Jialin Li,Qiang Nie,Weifu Fu,Yuhuan Lin,Guangpin Tao,Yong Liu,Chengjie Wang
2024-03-07
Abstract:Deep learning models, particularly those based on transformers, often employ numerous stacked structures, which possess identical architectures and perform similar functions. While effective, this stacking paradigm leads to a substantial increase in the number of parameters, posing challenges for practical applications. In today's landscape of increasingly large models, stacking depth can even reach dozens, further exacerbating this issue. To mitigate this problem, we introduce LORS (LOw-rank Residual Structure). LORS allows stacked modules to share the majority of parameters, requiring a much smaller number of unique ones per module to match or even surpass the performance of using entirely distinct ones, thereby significantly reducing parameter usage. We validate our method by applying it to the stacked decoders of a query-based object detector, and conduct extensive experiments on the widely used MS COCO dataset. Experimental results demonstrate the effectiveness of our method, as even with a 70\% reduction in the parameters of the decoder, our method still enables the model to achieve comparable or
Computer Vision and Pattern Recognition
What problem does this paper attempt to address?
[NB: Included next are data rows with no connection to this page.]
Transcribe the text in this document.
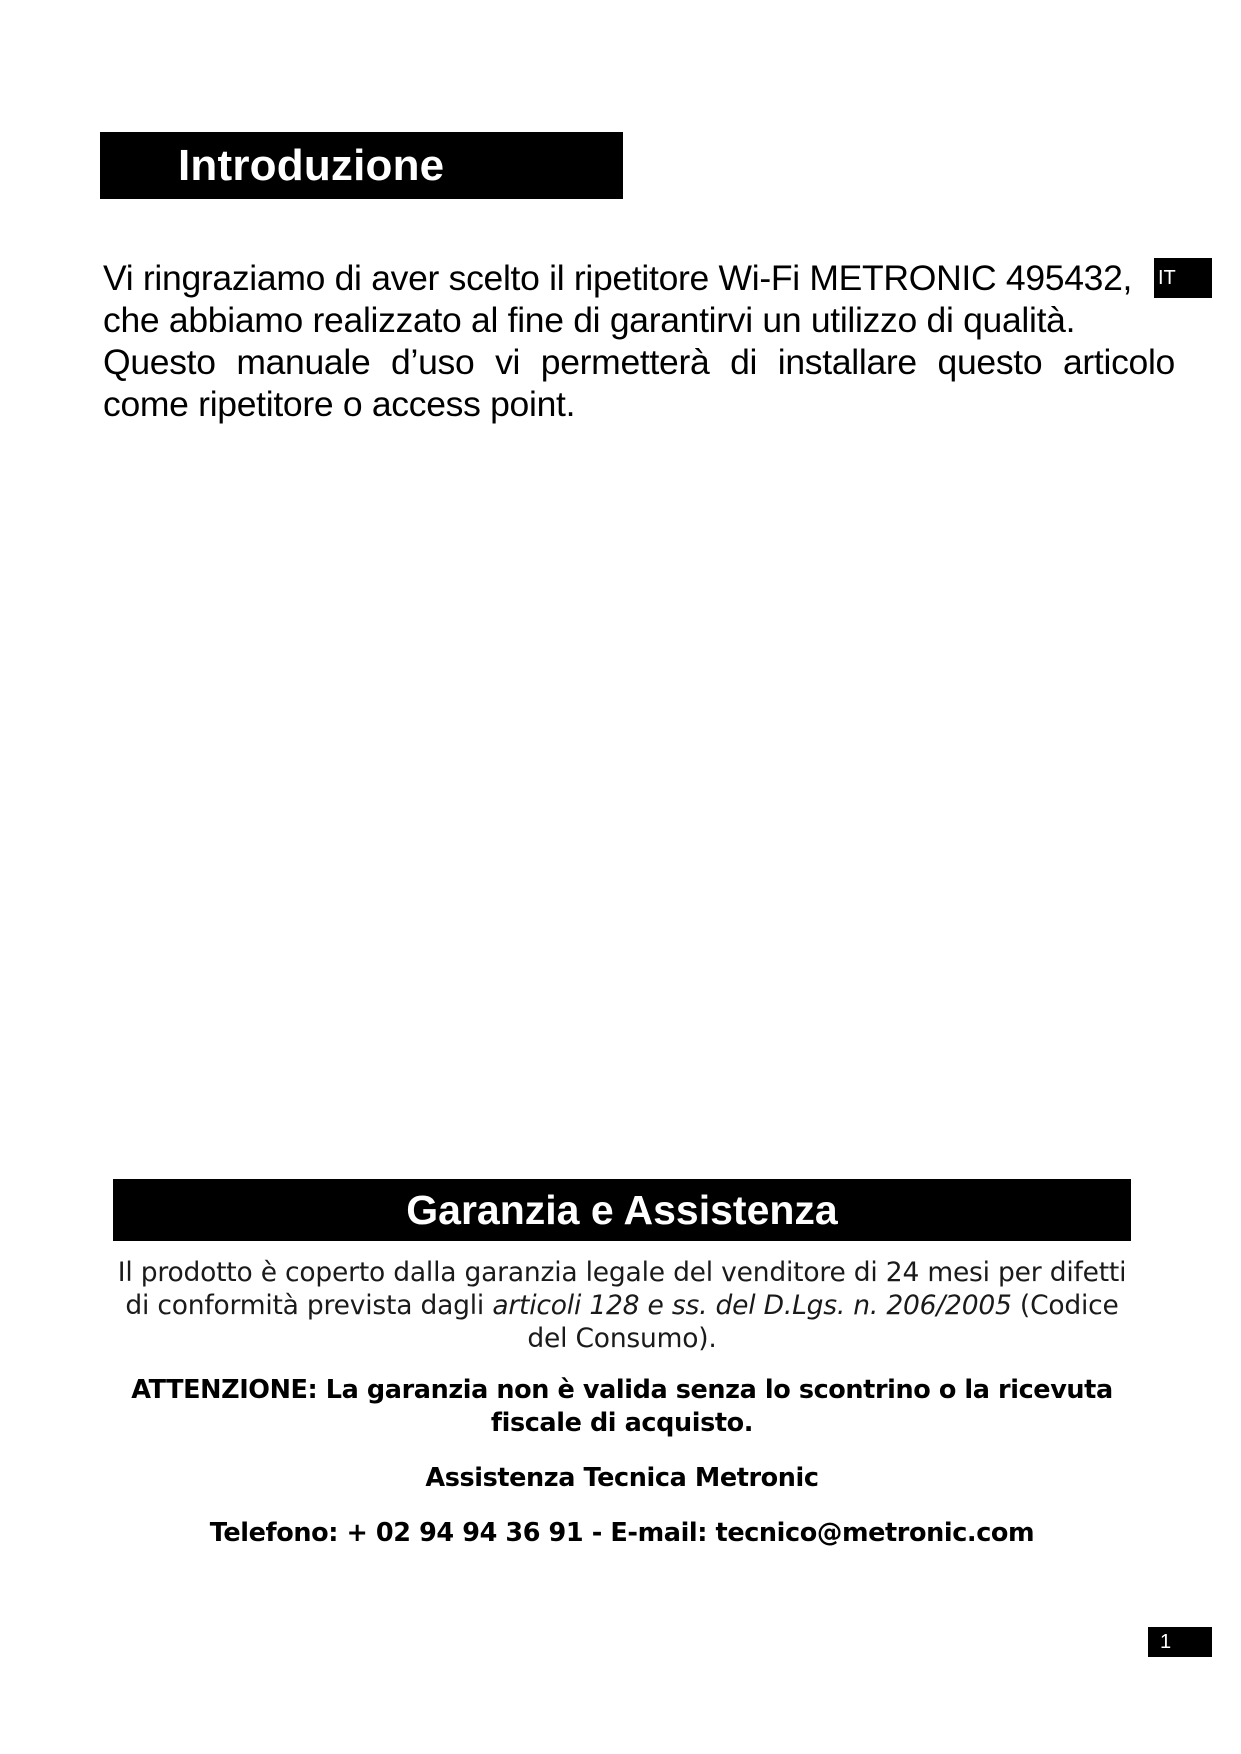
Introduzione
IT

Vi ringraziamo di aver scelto il ripetitore Wi-Fi METRONIC 495432,
che abbiamo realizzato al fine di garantirvi un utilizzo di qualità.
Questo manuale d’uso vi permetterà di installare questo articolo
come ripetitore o access point.

Garanzia e Assistenza

Il prodotto è coperto dalla garanzia legale del venditore di 24 mesi per difetti di conformità prevista dagli articoli 128 e ss. del D.Lgs. n. 206/2005 (Codice del Consumo).

ATTENZIONE: La garanzia non è valida senza lo scontrino o la ricevuta fiscale di acquisto.

Assistenza Tecnica Metronic

Telefono: + 02 94 94 36 91 - E-mail: tecnico@metronic.com

1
The problem that this paper attempts to solve is that in deep - learning models, especially Transformer - based models, due to the extensive use of stacking structures (i.e., multiple modules with the same architecture and performing similar functions), the number of model parameters increases dramatically, thus posing challenges to training, inference, and deployment. The author observes that although the stacking structure enhances the model's capabilities, it also significantly increases the number of parameters. Therefore, they propose a new method - the Low - Rank Residual Structure (LORS), aiming to reduce the number of parameters in the stacking structure while maintaining or improving the model performance. Specifically, LORS achieves this goal by decomposing the parameters of the stacking modules into two parts: shared parameters (representing commonalities) and private parameters (capturing specific features). The shared parameters are used jointly by all modules and trained together, while the private parameters are independently owned by each module. This method allows each stacking module to retain only the parameters that capture its unique characteristics, thereby greatly reducing the overall amount of parameter usage. Experimental results show that even when the decoder parameters are reduced by 70%, the method using LORS can still enable the model to achieve performance comparable to or even better than that of the original model.